Deux mille ans de labeur ont fait de cette terre
Un réservoir sans fin pour les âges nouveaux
Mille ans de votre grâce ont fait de ces travaux
Un reposoir sans fin pour l'âme solitaire...
Depuis le ras du sol jusqu'au pied de la croix,
Plus haut que tous les saints, plus haut que tous les rois
La flèche irréprochable et qui ne peut faillir.
Présentation de la Beauce à notre Dame de Chartres
Charles Péguy
Ce pays, la France, nous rassemble, aujourd’hui, terre généreuse au sein de laquelle une même langue, une même culture nous unit, nous motive, nous élève et nous révèle sa beauté naturelle et son génie que nous ont livrés l’intelligence, le talent artistique d’hommes exceptionnels, inventeurs d’une culture raffinée et universelle, héritière de l’apport de l’Antiquité, enrichie des traductions grecques et latines que réalisaient à partir de textes anciens parvenus jusqu’à eux, dans le silence des monastères, des moines érudits : textes écrits sur de vieux parchemins voire des tablettes de cire, à moitié effacés ou retrouvés par hasard dans quelques grottes poussiéreuses, dans des jarres restées là, pendant des siècles, comme Les Manuscrits de la Mer Morte.

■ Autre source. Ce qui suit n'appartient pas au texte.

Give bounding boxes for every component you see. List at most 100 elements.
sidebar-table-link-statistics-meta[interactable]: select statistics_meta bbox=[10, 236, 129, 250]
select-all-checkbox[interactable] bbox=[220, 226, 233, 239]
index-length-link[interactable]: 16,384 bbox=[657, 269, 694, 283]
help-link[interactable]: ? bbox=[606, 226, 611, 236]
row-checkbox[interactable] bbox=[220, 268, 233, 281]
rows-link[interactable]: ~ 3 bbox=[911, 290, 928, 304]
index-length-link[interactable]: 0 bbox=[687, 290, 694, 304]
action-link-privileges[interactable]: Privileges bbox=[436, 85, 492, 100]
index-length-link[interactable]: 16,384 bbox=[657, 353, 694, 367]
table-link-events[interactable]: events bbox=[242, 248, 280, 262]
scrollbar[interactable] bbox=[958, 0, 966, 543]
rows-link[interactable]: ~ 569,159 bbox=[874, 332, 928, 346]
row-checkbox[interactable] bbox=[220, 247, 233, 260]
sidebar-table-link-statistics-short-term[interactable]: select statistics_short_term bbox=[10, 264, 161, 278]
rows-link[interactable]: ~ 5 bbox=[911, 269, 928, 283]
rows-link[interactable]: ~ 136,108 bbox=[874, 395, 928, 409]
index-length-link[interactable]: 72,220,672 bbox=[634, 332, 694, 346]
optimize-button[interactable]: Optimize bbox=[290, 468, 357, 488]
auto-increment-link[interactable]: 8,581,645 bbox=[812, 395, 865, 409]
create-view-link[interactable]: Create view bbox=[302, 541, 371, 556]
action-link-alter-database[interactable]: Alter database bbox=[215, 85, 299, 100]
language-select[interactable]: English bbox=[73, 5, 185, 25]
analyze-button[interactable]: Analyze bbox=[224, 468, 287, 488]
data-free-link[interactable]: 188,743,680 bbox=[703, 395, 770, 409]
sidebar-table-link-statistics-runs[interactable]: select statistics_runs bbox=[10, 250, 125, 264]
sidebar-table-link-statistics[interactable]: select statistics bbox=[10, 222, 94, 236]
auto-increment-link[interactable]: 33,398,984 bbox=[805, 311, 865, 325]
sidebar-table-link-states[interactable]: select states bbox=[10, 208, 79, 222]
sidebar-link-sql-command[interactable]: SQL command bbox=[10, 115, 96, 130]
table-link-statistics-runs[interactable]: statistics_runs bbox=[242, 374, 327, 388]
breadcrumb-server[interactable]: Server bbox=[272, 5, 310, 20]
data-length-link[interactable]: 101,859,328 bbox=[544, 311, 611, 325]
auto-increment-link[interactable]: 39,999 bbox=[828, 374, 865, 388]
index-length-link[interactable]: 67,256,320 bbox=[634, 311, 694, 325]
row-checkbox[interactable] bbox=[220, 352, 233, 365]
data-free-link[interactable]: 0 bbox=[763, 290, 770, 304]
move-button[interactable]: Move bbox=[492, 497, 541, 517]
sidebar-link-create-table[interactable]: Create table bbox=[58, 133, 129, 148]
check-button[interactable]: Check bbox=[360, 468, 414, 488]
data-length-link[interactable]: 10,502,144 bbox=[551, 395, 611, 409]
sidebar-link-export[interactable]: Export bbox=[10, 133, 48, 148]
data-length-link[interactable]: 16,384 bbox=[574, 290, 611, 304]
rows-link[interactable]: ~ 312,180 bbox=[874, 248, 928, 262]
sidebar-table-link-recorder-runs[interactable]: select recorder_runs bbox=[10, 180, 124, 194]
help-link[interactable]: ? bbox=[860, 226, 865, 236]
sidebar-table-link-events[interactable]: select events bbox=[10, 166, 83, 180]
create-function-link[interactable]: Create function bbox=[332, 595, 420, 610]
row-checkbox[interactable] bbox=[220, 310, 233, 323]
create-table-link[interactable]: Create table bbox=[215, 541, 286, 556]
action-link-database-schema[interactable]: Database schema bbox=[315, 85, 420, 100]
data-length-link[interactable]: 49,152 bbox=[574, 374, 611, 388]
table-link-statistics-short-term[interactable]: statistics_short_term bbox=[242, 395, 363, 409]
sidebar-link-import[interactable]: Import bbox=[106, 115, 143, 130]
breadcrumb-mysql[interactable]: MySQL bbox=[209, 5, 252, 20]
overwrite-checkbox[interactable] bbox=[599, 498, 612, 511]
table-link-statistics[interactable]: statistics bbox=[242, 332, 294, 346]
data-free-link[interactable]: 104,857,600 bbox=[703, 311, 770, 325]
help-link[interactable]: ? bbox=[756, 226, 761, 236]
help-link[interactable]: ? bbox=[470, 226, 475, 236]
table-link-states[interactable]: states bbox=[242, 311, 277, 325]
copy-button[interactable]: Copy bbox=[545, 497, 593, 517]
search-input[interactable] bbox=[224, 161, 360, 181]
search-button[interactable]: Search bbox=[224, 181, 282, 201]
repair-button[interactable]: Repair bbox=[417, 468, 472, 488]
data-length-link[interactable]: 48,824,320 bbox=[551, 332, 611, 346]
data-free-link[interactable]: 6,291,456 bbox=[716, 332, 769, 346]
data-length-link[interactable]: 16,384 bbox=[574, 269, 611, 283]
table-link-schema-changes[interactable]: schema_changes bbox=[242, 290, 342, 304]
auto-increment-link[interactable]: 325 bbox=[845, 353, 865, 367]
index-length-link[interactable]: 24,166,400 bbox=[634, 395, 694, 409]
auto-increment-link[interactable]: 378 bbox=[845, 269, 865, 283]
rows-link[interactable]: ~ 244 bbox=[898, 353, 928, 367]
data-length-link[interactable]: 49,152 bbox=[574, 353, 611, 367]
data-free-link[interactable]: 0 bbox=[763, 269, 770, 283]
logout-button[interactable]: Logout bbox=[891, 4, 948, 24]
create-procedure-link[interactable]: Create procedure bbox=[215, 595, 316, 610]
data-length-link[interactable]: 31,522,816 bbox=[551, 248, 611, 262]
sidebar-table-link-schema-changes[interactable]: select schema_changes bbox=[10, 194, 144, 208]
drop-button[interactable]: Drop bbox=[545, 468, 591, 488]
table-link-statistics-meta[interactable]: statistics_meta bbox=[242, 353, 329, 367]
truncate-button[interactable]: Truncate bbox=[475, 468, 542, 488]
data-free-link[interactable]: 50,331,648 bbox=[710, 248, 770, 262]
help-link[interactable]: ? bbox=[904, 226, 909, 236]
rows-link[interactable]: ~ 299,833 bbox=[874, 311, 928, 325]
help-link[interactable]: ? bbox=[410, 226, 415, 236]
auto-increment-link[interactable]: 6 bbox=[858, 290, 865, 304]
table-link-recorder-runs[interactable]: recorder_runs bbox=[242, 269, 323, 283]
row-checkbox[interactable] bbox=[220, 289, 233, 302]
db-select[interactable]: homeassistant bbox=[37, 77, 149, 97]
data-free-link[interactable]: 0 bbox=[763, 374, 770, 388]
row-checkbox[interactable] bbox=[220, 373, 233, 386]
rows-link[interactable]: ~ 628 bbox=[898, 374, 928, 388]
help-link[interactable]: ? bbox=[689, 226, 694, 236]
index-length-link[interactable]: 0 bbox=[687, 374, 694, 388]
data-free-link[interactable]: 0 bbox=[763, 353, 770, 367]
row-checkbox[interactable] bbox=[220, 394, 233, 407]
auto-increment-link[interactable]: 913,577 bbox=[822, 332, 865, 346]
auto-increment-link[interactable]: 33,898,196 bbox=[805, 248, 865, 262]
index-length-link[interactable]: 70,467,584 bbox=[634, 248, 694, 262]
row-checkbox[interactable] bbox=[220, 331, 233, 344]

Et, ensuite, viendront des écrits ornés de magnifiques enluminures en latin, roman, occitan, vieux français, récits d’exploits de héros, des chansons de geste ou d’amour, contés dans les cours princières des seigneurs cathares d’Occitanie, par des troubadours séducteurs, musiciens et poètes, inventeurs du bel esprit et des cours d’amour, des aventures chevaleresques de seigneurs défendant leur honneur dans des tournois ou partant rejoindre l’ost royal à la guerre, revenant blessés ou comme le dit cette vieille chanson à propos du roi Renaud « Le roi Renaud de guerre revint, tenant ses tripes dans ses mains, sa mère était sur le créneau, qui vit venir son fils Renaud... » ( chantée par Yves Montand.)
Le territoire, alors, n’était pas aussi hexagonal, ne se composait pas d’un seul et même peuple, quand Jules César fit la conquête d’une Gaule celtique s’étendant du Nord au Sud depuis la Belgique séparée de la Germanie par une longue frontière bordée par le Rhin se jetant dans la Mer du Nord. Au centre, la Celtique puis la Gaule romaine ou narbonnaise, l’Aquitaine, la Gaule cisalpine du côté italien, ces territoires qu’occupent des centaines de tribus gauloises, chacune jalouse de son identité, de son dialecte, de sa contrée, séparées par les limes que l’on assimile à des frontières, au temps des Romains, un chemin, une voie menant vers des territoires conquis, récemment : la lime germanique fait partie du territoire mondial de l’UNESCO sous le nom de « Frontières de l’Empire romain », de même le mur d’Hadrien en 1987 et le mur d’Antonin en 2005 au Royaume-Uni ont été classés pareillement.
Pourtant, face à la conquête romaine, ressentie comme des envahisseurs, des soldats cruels et sanguinaires, une unité majoritaire de tribus gauloises se concrétise à Alésia, à l’appel du chef gaulois Vercingétorix, unité qui ne s’est pas totalement coagulée à l’instant crucial de la bataille, par défection de la cavalerie des Héduens. Il s’agit là, peut-être, d’un petit pas vers une prise de conscience d’une solidarité commune.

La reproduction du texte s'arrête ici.